After a steep rise from extra to leading lady, Joan Crawford had her breakthrough as a star with the appearance in Our Dancing Daughters , which presented her as a fun-loving member of better society. Her portrayal of a dance-mad flapper gained Crawford an enormous following among the youth of the time, and the studio repeated the successful formula of a whole series of films, all starting with Our . At the beginning of 1930, however, with the dawn of the global economic crisis, far-reaching changes for the film industry were foreseeable. The role of the easy-going flapper, who leads a life in luxury without material worries and devoted himself to never-ending parties and entertainment, was quickly passed. Montana Moon was one of the last films that was still completely committed to the lifestyle of the Jazz Age and the Roaring Twenties. The film, which according to some critics should have been better called Our Dancing Daughter Goes West , posed a challenge for the actress despite the stereotypical character drawing, since it was largely shot on location as one of the first MGM productions. The recordings took place in the great outdoors and not in the studio. In view of the not inconsiderable problems with which the sound film still had to struggle, this was a considerable risk. The actress sings a few songs over the course of the plot, including The Moon is Low and Let Me Give You Love . The below-average box office results indicated that Joan Crawford's on-screen image needed further adjustments. The actress therefore convinced studio boss Louis B. Mayer to release her from her obligations for the operetta Great Day and instead give her the lead role in Paid , which would become one of the actress' greatest financial successes.

The basic idea of ​​the film - a spoiled rich heiress is tamed by a rough cowboy - was used several times over the next few years. In the following year , Paramount Pictures shot a barely concealed remake with Gary Cooper and Carole Lombard under the title I Take this Woman , but without the vocals. In 1938 it was Merle Oberon , a wealthy western lady, who found happiness with Gary Cooper in The Cowboy and the Lady .

Theatrical release

The budget was only $ 277,000, which was below the usual cost of a Joan Crawford film. Due to the growing popularity of Joan Crawford, Montana Moon brings in 751,000 US dollars in the USA, which was, however, somewhat below the average for her films. Together with foreign income of 209,000 US dollars, the cumulative total result was 906,000 US dollars. The profit for the studio was $ 326,000.

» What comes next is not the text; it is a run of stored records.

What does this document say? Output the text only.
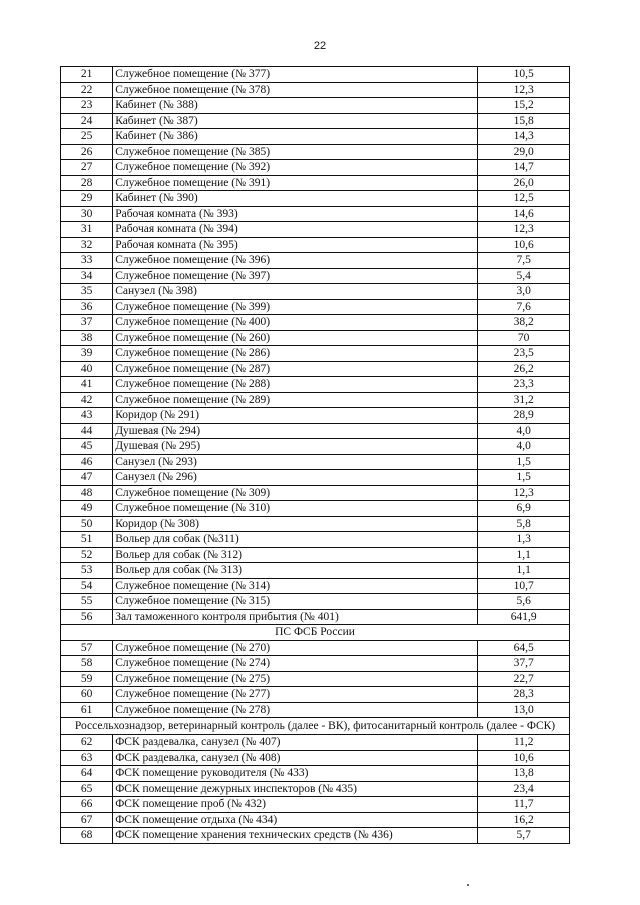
22
21	Служебное помещение (№ 377)	10,5
22	Служебное помещение (№ 378)	12,3
23	Кабинет (№ 388)	15,2
24	Кабинет (№ 387)	15,8
25	Кабинет (№ 386)	14,3
26	Служебное помещение (№ 385)	29,0
27	Служебное помещение (№ 392)	14,7
28	Служебное помещение (№ 391)	26,0
29	Кабинет (№ 390)	12,5
30	Рабочая комната (№ 393)	14,6
31	Рабочая комната (№ 394)	12,3
32	Рабочая комната (№ 395)	10,6
33	Служебное помещение (№ 396)	7,5
34	Служебное помещение (№ 397)	5,4
35	Санузел (№ 398)	3,0
36	Служебное помещение (№ 399)	7,6
37	Служебное помещение (№ 400)	38,2
38	Служебное помещение (№ 260)	70
39	Служебное помещение (№ 286)	23,5
40	Служебное помещение (№ 287)	26,2
41	Служебное помещение (№ 288)	23,3
42	Служебное помещение (№ 289)	31,2
43	Коридор (№ 291)	28,9
44	Душевая (№ 294)	4,0
45	Душевая (№ 295)	4,0
46	Санузел (№ 293)	1,5
47	Санузел (№ 296)	1,5
48	Служебное помещение (№ 309)	12,3
49	Служебное помещение (№ 310)	6,9
50	Коридор (№ 308)	5,8
51	Вольер для собак (№311)	1,3
52	Вольер для собак (№ 312)	1,1
53	Вольер для собак (№ 313)	1,1
54	Служебное помещение (№ 314)	10,7
55	Служебное помещение (№ 315)	5,6
56	Зал таможенного контроля прибытия (№ 401)	641,9
ПС ФСБ России		
57	Служебное помещение (№ 270)	64,5
58	Служебное помещение (№ 274)	37,7
59	Служебное помещение (№ 275)	22,7
60	Служебное помещение (№ 277)	28,3
61	Служебное помещение (№ 278)	13,0
Россельхознадзор, ветеринарный контроль (далее - ВК), фитосанитарный контроль (далее - ФСК)		
62	ФСК раздевалка, санузел (№ 407)	11,2
63	ФСК раздевалка, санузел (№ 408)	10,6
64	ФСК помещение руководителя (№ 433)	13,8
65	ФСК помещение дежурных инспекторов (№ 435)	23,4
66	ФСК помещение проб (№ 432)	11,7
67	ФСК помещение отдыха (№ 434)	16,2
68	ФСК помещение хранения технических средств (№ 436)	5,7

The best reviews received the camel hair coat and riding suit worn by Crawford during the course of the plot.

Mordaunt Hall wrote in the New York Times :

“A boring, amateur-like sound film with occasional vocal interludes [...] There is no concept of the sound recordings and when Joan Crawford sings, her voice is always the same whether she is in the foreground or far away in the cowboy camp in the middle of Monata. [...] All in all, Miss Crawford's camel hair coat and her riding costume in the Jodhpurs style are the best sights in this production. "


  • Charlotte Chandler: Not the Girl Next Door . Simon and Schuster, New York, 2008, ISBN 1-4332-0926-8 .
  • Shaun Considine: Bette and Joan. The Divine Feud . Dutton, New York 1989, ISBN 0-525-24770-X .
  • Lawrence J. Quirk , William Schoell: Joan Crawford. The Essential Biography . University Press, Lexington, KY. 2002, ISBN 0-8131-2254-6 .
  • Alexander Walker: Joan Crawford. The Ultimate Star . Weidenfeld & Nicolson, London 1983, ISBN 0-297-78216-9 .

Web links

Individual evidence

  1. An interminable, amateurish talking picture with spasmodic snatches of melody […] There is little or no idea of ​​sound perspective in its recording, and when Joan Crawford sings, her vocal efforts are equally loud, whether she is in the foreground or on a distant edge of the Montana cowboys' camp […] Taking it all in all, the most pleasing features of this production are Miss Crawford's camel's hair coat and her jodhpur riding outfit.